今回は家と庭とのつながり方に付いて考えて見ます。庭造りで最も大切なポイントは境界、エッジ部分です。この解釈や出来具合如何で庭の美しさが左右されます。
家の外観で美観上好ましくない場所の一つが基礎部分でしょう。基礎と庭の接点が庭の美観を左右します。出来得れば隠したい場所であります。植物で隠す方法もありますがここでは手前にメッシュフェンスやパイプアーチ等を組み合わせた空間作りを提案しています。家と庭、その先には公共的なスペース、道路があります。最も道路から遠く安心感の得られやすい場所が家の外壁面に接した空間では無いでしょうか。

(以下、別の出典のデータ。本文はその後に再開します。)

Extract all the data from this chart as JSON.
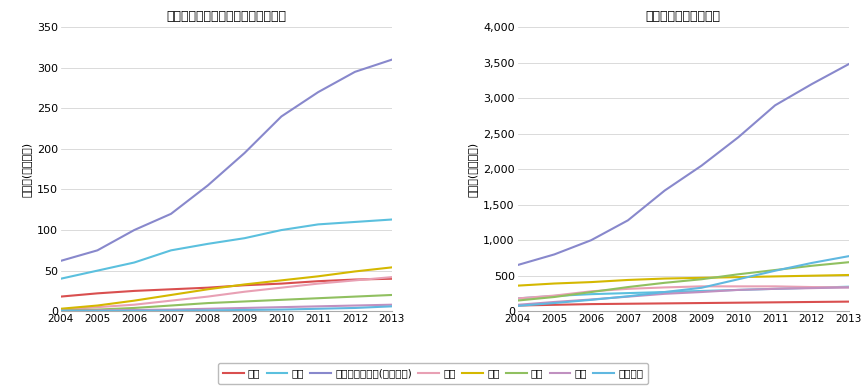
{
  "years": [
    2004,
    2005,
    2006,
    2007,
    2008,
    2009,
    2010,
    2011,
    2012,
    2013
  ],
  "fixed_bb": {
    "日本": [
      18,
      22,
      25,
      27,
      29,
      32,
      34,
      37,
      39,
      40
    ],
    "北米": [
      40,
      50,
      60,
      75,
      83,
      90,
      100,
      107,
      110,
      113
    ],
    "アジア・太平洋(日本以外)": [
      62,
      75,
      100,
      120,
      155,
      195,
      240,
      270,
      295,
      310
    ],
    "東欧": [
      2,
      5,
      8,
      13,
      18,
      24,
      29,
      34,
      38,
      42
    ],
    "西欧": [
      3,
      7,
      13,
      20,
      27,
      33,
      38,
      43,
      49,
      54
    ],
    "南米": [
      1,
      2,
      4,
      7,
      10,
      12,
      14,
      16,
      18,
      20
    ],
    "中東": [
      0.5,
      1,
      1.5,
      2,
      3,
      4,
      5,
      6,
      7,
      8
    ],
    "アフリカ": [
      0.2,
      0.3,
      0.5,
      0.7,
      1,
      1.5,
      2,
      3,
      4,
      6
    ]
  },
  "mobile": {
    "日本": [
      80,
      90,
      100,
      105,
      110,
      115,
      120,
      125,
      130,
      135
    ],
    "北米": [
      180,
      215,
      240,
      255,
      270,
      285,
      300,
      315,
      330,
      345
    ],
    "アジア・太平洋(日本以外)": [
      650,
      800,
      1000,
      1280,
      1700,
      2050,
      2450,
      2900,
      3200,
      3480
    ],
    "東欧": [
      180,
      220,
      280,
      315,
      335,
      350,
      350,
      350,
      340,
      335
    ],
    "西欧": [
      360,
      390,
      410,
      440,
      460,
      470,
      480,
      490,
      500,
      510
    ],
    "南米": [
      150,
      200,
      270,
      340,
      400,
      450,
      520,
      580,
      640,
      690
    ],
    "中東": [
      90,
      130,
      165,
      205,
      245,
      270,
      300,
      315,
      325,
      335
    ],
    "アフリカ": [
      75,
      115,
      160,
      210,
      270,
      330,
      450,
      570,
      680,
      775
    ]
  },
  "fixed_bb_ylim": [
    0,
    350
  ],
  "mobile_ylim": [
    0,
    4000
  ],
  "fixed_bb_yticks": [
    0,
    50,
    100,
    150,
    200,
    250,
    300,
    350
  ],
  "mobile_yticks": [
    0,
    500,
    1000,
    1500,
    2000,
    2500,
    3000,
    3500,
    4000
  ],
  "colors": {
    "日本": "#d94f4f",
    "北米": "#5bc0de",
    "アジア・太平洋(日本以外)": "#8888cc",
    "東欧": "#e8a0b4",
    "西欧": "#d4b800",
    "南米": "#90c060",
    "中東": "#c090c0",
    "アフリカ": "#60b8e0"
  },
  "title_fixed": "【固定ブロードバンド市場契約数】",
  "title_mobile": "【移動体市場契約数】",
  "ylabel": "契約数(百万世帯)",
  "legend_order": [
    "日本",
    "北米",
    "アジア・太平洋(日本以外)",
    "東欧",
    "西欧",
    "南米",
    "中東",
    "アフリカ"
  ]
}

家の室内と庭、その間に戸外室のような場所作りが出来たら。椅子とテーブルを置いて室内の延長上にありしかも開放感に満ちた空間。しかし心地よい包容感の得られる空間造りが出来るのではないでしょうか。
つるバラを使う立場として考えますと平面の前に今一つ変化に富んだ構造物があり、壁面に誘引した枝の一部をアーチを経由させて誘引することが出来ます。壁面に植えたつるバラの株元を隠す事もできます。何より庭に奥行きを与える効果が得られるのです。室内とこの様な空間にいる人が会話の出来るような状態を目指しています。
室内と庭が途切れることなく緩やかに結ばれた状態。これが理想的な姿であります。
庭を立体的な構成へと移行する為に、そのような感覚を見出すためのきっかけとしても効果的な方法であります。

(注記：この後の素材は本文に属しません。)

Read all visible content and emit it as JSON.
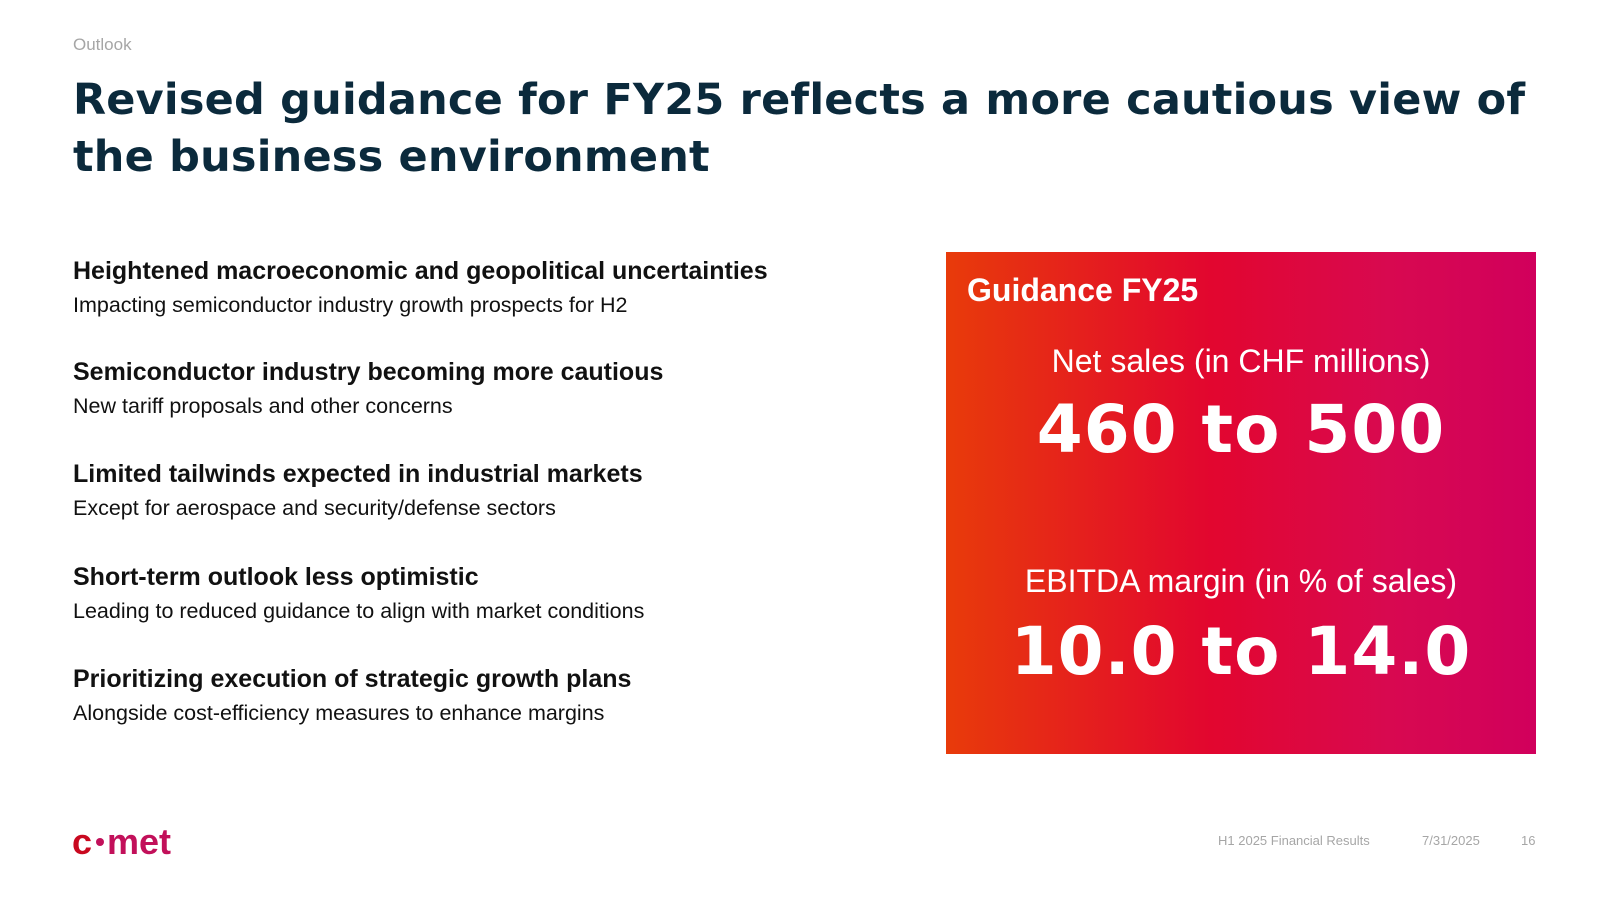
{
  "header": {
    "section_label": "Outlook",
    "title": "Revised guidance for FY25 reflects a more cautious view of the business environment"
  },
  "points": [
    {
      "heading": "Heightened macroeconomic and geopolitical uncertainties",
      "text": "Impacting semiconductor industry growth prospects for H2"
    },
    {
      "heading": "Semiconductor industry becoming more cautious",
      "text": "New tariff proposals and other concerns"
    },
    {
      "heading": "Limited tailwinds expected in industrial markets",
      "text": "Except for aerospace and security/defense sectors"
    },
    {
      "heading": "Short-term outlook less optimistic",
      "text": "Leading to reduced guidance to align with market conditions"
    },
    {
      "heading": "Prioritizing execution of strategic growth plans",
      "text": "Alongside cost-efficiency measures to enhance margins"
    }
  ],
  "guidance": {
    "title": "Guidance FY25",
    "net_sales_label": "Net sales (in CHF millions)",
    "net_sales_value": "460 to 500",
    "ebitda_label": "EBITDA margin (in % of sales)",
    "ebitda_value": "10.0 to 14.0",
    "gradient_colors": [
      "#e83b0a",
      "#e2062f",
      "#d1005c"
    ]
  },
  "logo": {
    "text": "comet",
    "color_primary": "#c9081f",
    "color_secondary": "#c2105a"
  },
  "footer": {
    "report_name": "H1 2025 Financial Results",
    "date": "7/31/2025",
    "page_number": "16"
  }
}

出窓に付いても同じような事が考えられます。出窓の直下は雨水が当たらず植物が育ち難い状況であります。発想は同じ、出窓の前にメッシュフェンスとパイプアーチで簡単な空間を作り出窓の下を隠してしまおう。室内の出窓を通してテーブルと椅子の有る風景を作ろう。明日天気が良かったらあそこでひと時本を読もう。あの人とお茶を飲もう。よく晴れた日であれば其処に座って永遠を見てみようか。暮らしの中にささやかだが一服の清涼剤たる存在になれれば。人の気持ちに非日常の感覚がすっと入ったらと思って考えた場面です。

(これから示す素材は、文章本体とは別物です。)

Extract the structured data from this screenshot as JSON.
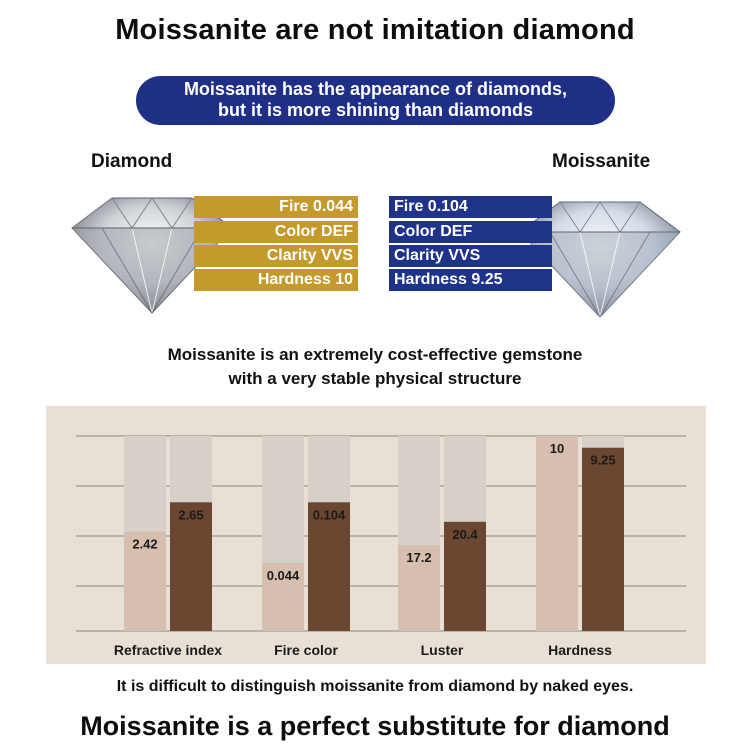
{
  "header": {
    "title": "Moissanite are not imitation diamond",
    "banner_line1": "Moissanite has the appearance of diamonds,",
    "banner_line2": "but it is more shining than diamonds"
  },
  "comparison": {
    "left_label": "Diamond",
    "right_label": "Moissanite",
    "diamond_specs": [
      "Fire 0.044",
      "Color DEF",
      "Clarity VVS",
      "Hardness 10"
    ],
    "moissanite_specs": [
      "Fire 0.104",
      "Color DEF",
      "Clarity VVS",
      "Hardness 9.25"
    ],
    "colors": {
      "diamond": "#c49a2c",
      "moissanite": "#1f3388",
      "banner": "#1f2f86"
    }
  },
  "subtitle": {
    "line1": "Moissanite is an extremely cost-effective gemstone",
    "line2": "with a very stable physical structure"
  },
  "chart_data": {
    "type": "bar",
    "categories": [
      "Refractive index",
      "Fire color",
      "Luster",
      "Hardness"
    ],
    "series": [
      {
        "values": [
          2.42,
          0.044,
          17.2,
          10
        ],
        "labels": [
          "2.42",
          "0.044",
          "17.2",
          "10"
        ],
        "color": "#d6bfae"
      },
      {
        "values": [
          2.65,
          0.104,
          20.4,
          9.25
        ],
        "labels": [
          "2.65",
          "0.104",
          "20.4",
          "9.25"
        ],
        "color": "#6b4630"
      }
    ],
    "heights_fraction": [
      [
        0.51,
        0.66
      ],
      [
        0.35,
        0.66
      ],
      [
        0.44,
        0.56
      ],
      [
        1.0,
        0.94
      ]
    ],
    "track_color": "#d7d0c9",
    "grid": true,
    "title": "",
    "xlabel": "",
    "ylabel": ""
  },
  "footer": {
    "note": "It is difficult to distinguish moissanite from diamond by naked eyes.",
    "tagline": "Moissanite is a perfect substitute for diamond"
  }
}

この様に家の外壁面の手前で一工夫するだけで、家の外観は親しみやすい妙に人間臭漂う場所へとなります。視覚的な美を追求するのも勿論ですが内面的な美しさ、人の感性に直接訴えかけるような効果を持つ空間になると思います。周囲の人に共感をうる事の嬉しさは最上の喜びにつながります。内容のギュッと詰まった庭造りが楽しいのです。
また庭造りの精神論に陥ってしまいました。